Hot Seat Case #104 Denouement: 10 week old female with emesis

Posted on: December 15, 2017, by :

Hilary Ong MD, Children’s National Medical Center

The Case:
10 week old ex-FT female with no significant PMH presented with fever Tmax 101 and vomiting for 3 days and 1 day of intermittent increased work of breathing. Had sick contacts at home with URI symptoms, but the patient had no cough or congestion. Was tachycardic and tachypneic with clear lungs, but mild subcostal retractions. The patient was fussy throughout their ED stay but consolable. Labs revealed a mild leukocytosis with clean urine and a non obstructive abdominal xray per radiology.

Here’s How You Answered Our Questions:

 
 
 

Discussion:

Sometimes life is not as straightforward as you think it is! We were all in agreement that this baby had something going on, but at this point can not be pinpointed. Thus, we all needed more information in the form of labs and imaging. The set of labs and imaging requested by both fellows and attendings were on par. Dr. Prieto stated that often times she gets the complete metabolic profile in babies rather than the simple basic metabolic profile to ensure she is not missing any possible liver involvement that may point her down the metabolic path. As Dr. Chapman pointed out, the utility of a KUB in an infant where obstruction is suspected is not helpful and should be avoided, rather a 2 view abdominal radiograph should be obtained. Many felt at this time that the most pressing issue from an emergency perspective was to ensure this was not a surgical abdomen so imaging was geared appropriately.

Dr. Zaveri reiterated the importance of giving our radiology colleagues as much clinical picture as possible when placing orders because often times studies can be tailored appropriately based on the pre test probability we have. He stated that occasionally, if suspicion is high enough, radiology will do the 2 view AXR as part of the UGI series thus expediting the patients care. However, this picture was not quite that clear. Was the mild respiratory distress coming from a distended abdomen thus decreasing TLC, splinting from pain, or a cardiac/lung issue.

Many of us have palpitations when it comes to treating an infants with antibiotics without a clear source, especially when we have not done the entire work up in this age group. Drs. Lindgren and Guse brought up that if you choose to treat, you must do the LP even if suspicion is low as all our evidence at this time suggests so and any deviation would not be evidence based medicine. Luckily, many of us felt the child was stable enough at this time to hold on antibiotics and continue to gather more information while continuing to defer the LP.

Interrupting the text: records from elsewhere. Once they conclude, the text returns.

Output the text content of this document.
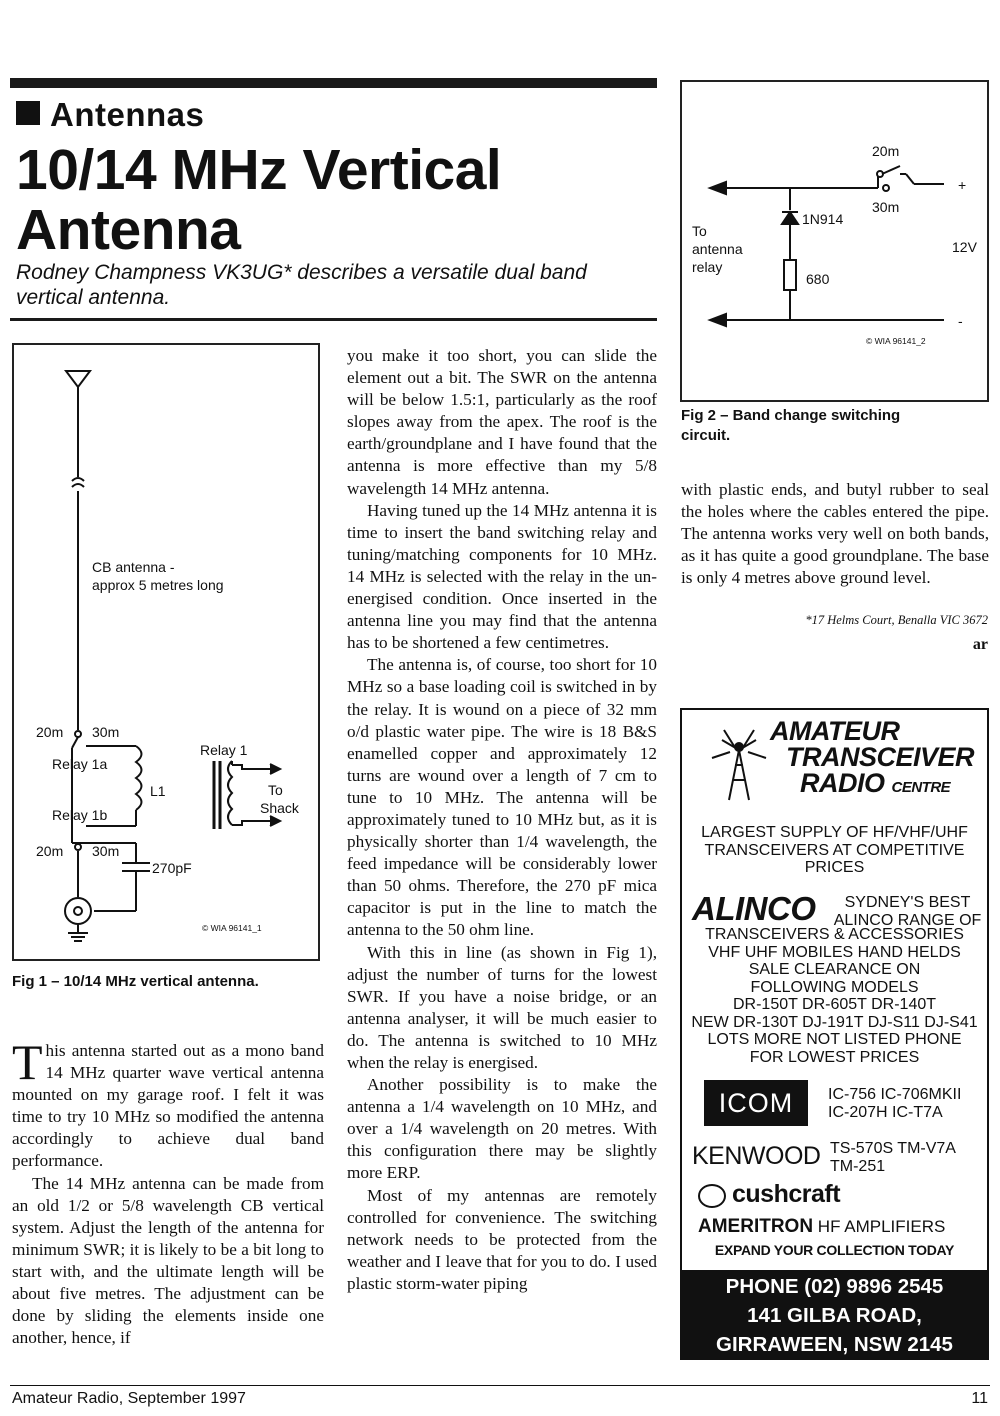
Antennas
10/14 MHz Vertical
Antenna
Rodney Champness VK3UG* describes a versatile dual band
vertical antenna.
CB antenna -
approx 5 metres long
20m 30m
Relay 1a
L1
Relay 1b
20m 30m
270pF
Relay 1
To
Shack
© WIA 96141_1
Fig 1 – 10/14 MHz vertical antenna.

This antenna started out as a mono band 14 MHz quarter wave vertical antenna mounted on my garage roof. I felt it was time to try 10 MHz so modified the antenna accordingly to achieve dual band performance.

The 14 MHz antenna can be made from an old 1/2 or 5/8 wavelength CB vertical system. Adjust the length of the antenna for minimum SWR; it is likely to be a bit long to start with, and the ultimate length will be about five metres. The adjustment can be done by sliding the elements inside one another, hence, if

you make it too short, you can slide the element out a bit. The SWR on the antenna will be below 1.5:1, particularly as the roof slopes away from the apex. The roof is the earth/groundplane and I have found that the antenna is more effective than my 5/8 wavelength 14 MHz antenna.

Having tuned up the 14 MHz antenna it is time to insert the band switching relay and tuning/matching components for 10 MHz. 14 MHz is selected with the relay in the un-energised condition. Once inserted in the antenna line you may find that the antenna has to be shortened a few centimetres.

The antenna is, of course, too short for 10 MHz so a base loading coil is switched in by the relay. It is wound on a piece of 32 mm o/d plastic water pipe. The wire is 18 B&S enamelled copper and approximately 12 turns are wound over a length of 7 cm to tune to 10 MHz. The antenna will be approximately tuned to 10 MHz but, as it is physically shorter than 1/4 wavelength, the feed impedance will be considerably lower than 50 ohms. Therefore, the 270 pF mica capacitor is put in the line to match the antenna to the 50 ohm line.

With this in line (as shown in Fig 1), adjust the number of turns for the lowest SWR. If you have a noise bridge, or an antenna analyser, it will be much easier to do. The antenna is switched to 10 MHz when the relay is energised.

Another possibility is to make the antenna a 1/4 wavelength on 10 MHz, and over a 1/4 wavelength on 20 metres. With this configuration there may be slightly more ERP.

Most of my antennas are remotely controlled for convenience. The switching network needs to be protected from the weather and I leave that for you to do. I used plastic storm-water piping

20m
30m
+
-
1N914
680
12V
To
antenna
relay
© WIA 96141_2
Fig 2 – Band change switching
circuit.

with plastic ends, and butyl rubber to seal the holes where the cables entered the pipe. The antenna works very well on both bands, as it has quite a good groundplane. The base is only 4 metres above ground level.

*17 Helms Court, Benalla VIC 3672
ar
AMATEUR
TRANSCEIVER
RADIO CENTRE
LARGEST SUPPLY OF HF/VHF/UHF
TRANSCEIVERS AT COMPETITIVE
PRICES
ALINCO	SYDNEY'S BEST
ALINCO RANGE OF
TRANSCEIVERS & ACCESSORIES
VHF UHF MOBILES HAND HELDS
SALE CLEARANCE ON
FOLLOWING MODELS
DR-150T DR-605T DR-140T
NEW DR-130T DJ-191T DJ-S11 DJ-S41
LOTS MORE NOT LISTED PHONE
FOR LOWEST PRICES
ICOM	IC-756 IC-706MKII
IC-207H IC-T7A
KENWOOD TS-570S TM-V7A
TM-251
cushcraft
AMERITRON HF AMPLIFIERS
EXPAND YOUR COLLECTION TODAY
PHONE (02) 9896 2545
141 GILBA ROAD,
GIRRAWEEN, NSW 2145
Amateur Radio, September 1997	11
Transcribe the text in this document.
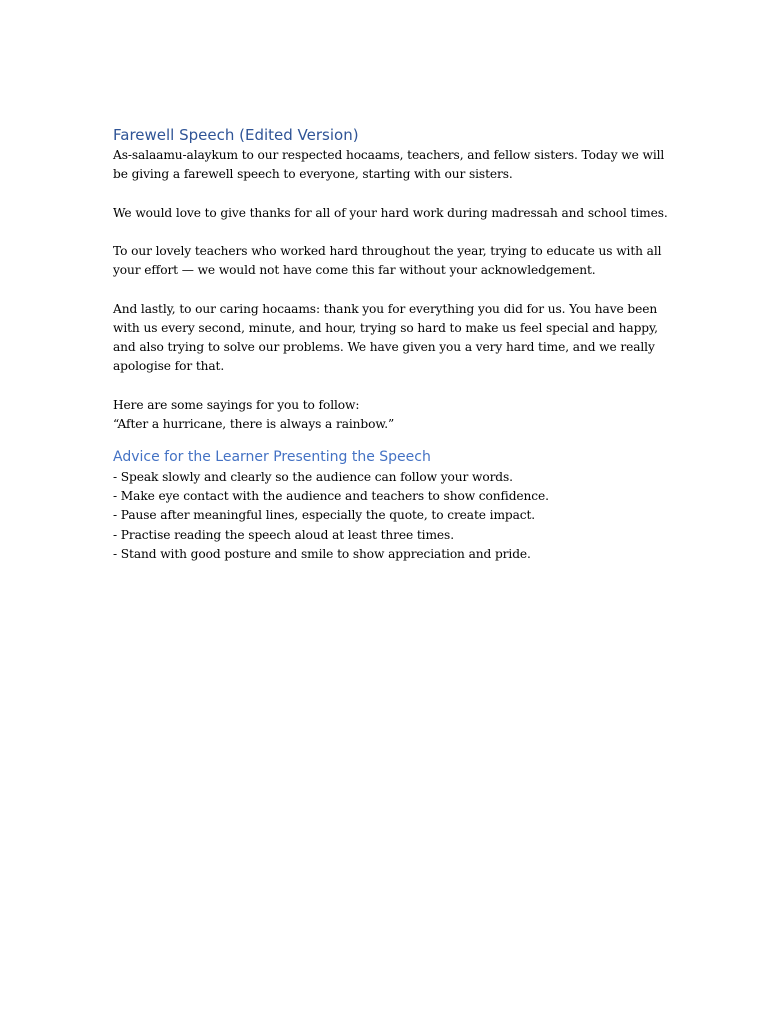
Farewell Speech (Edited Version)
As-salaamu-alaykum to our respected hocaams, teachers, and fellow sisters. Today we will
be giving a farewell speech to everyone, starting with our sisters.
We would love to give thanks for all of your hard work during madressah and school times.
To our lovely teachers who worked hard throughout the year, trying to educate us with all
your effort — we would not have come this far without your acknowledgement.
And lastly, to our caring hocaams: thank you for everything you did for us. You have been
with us every second, minute, and hour, trying so hard to make us feel special and happy,
and also trying to solve our problems. We have given you a very hard time, and we really
apologise for that.
Here are some sayings for you to follow:
“After a hurricane, there is always a rainbow.”
Advice for the Learner Presenting the Speech
- Speak slowly and clearly so the audience can follow your words.
- Make eye contact with the audience and teachers to show confidence.
- Pause after meaningful lines, especially the quote, to create impact.
- Practise reading the speech aloud at least three times.
- Stand with good posture and smile to show appreciation and pride.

Finally, to our surprise, the images of the abdominal xray were revealed and read as non obstructive by radiology! Our estute Dr. Donnelly did note that there appears to be some mild cardiomegaly on the portion of the film that was taken and stated her next step would be to obtain a dedicated chest xray to delve a little deeper down that path. However, the majority, of us felt the xray looked too abnormal for our comfort especially with what appears to be some sort of air fluid level despite the initial radiology wet read thus resulting in many peoples decision to continue down the abdominal brick road and obtain an UGI series.

Denouement:

The abdominal exam showed distention of the stomach bubble without evidence of small bowel obstruction, however, incidentally showed an enlarged cardiac silhouette. The ED POCUS team was available and able to perform a bedside echocardiogram. It showed an enlarged left ventricle with poor function and without effusion.

Cardiology was consulted and confirmatory echo revealed a poor ejection fraction. The patient was ultimately admitted to the CICU for heart failure secondary to presumed viral myocarditis. She ultimately did well and was discharged home on heart failure medications and close follow up.

Acute myocarditis is one of the most challenging diseases to diagnose and treat. The true incidence is unknown but viral etiologies are by far the most common cause. Patients can range from being asymptomatic to non specific EKG changes to sudden cardiac death.

Shauer A, Gotsman I, Keren A, Zwas DR, Hellman Y, Durst R, Admon D. Acute viral myocarditis: current concepts in diagnosis and treatment. Isr Med Assoc J. 2013 Mar; 15(3):180-5.

https://www.ncbi.nlm.nih.gov/pubmed/23662385

The information in these cases has been changed to protect patient identity and confidentiality. The images are only provided for educational purposes and members agree not to download them, share them, or otherwise use them for any other purpose.

1 thought on “Hot Seat Case #104 Denouement: 10 week old female with emesis


  1. Did anyone examine distal pulses? TP or DP pulses would likely have been diminished and would have helped get to the correct diagnosis sooner.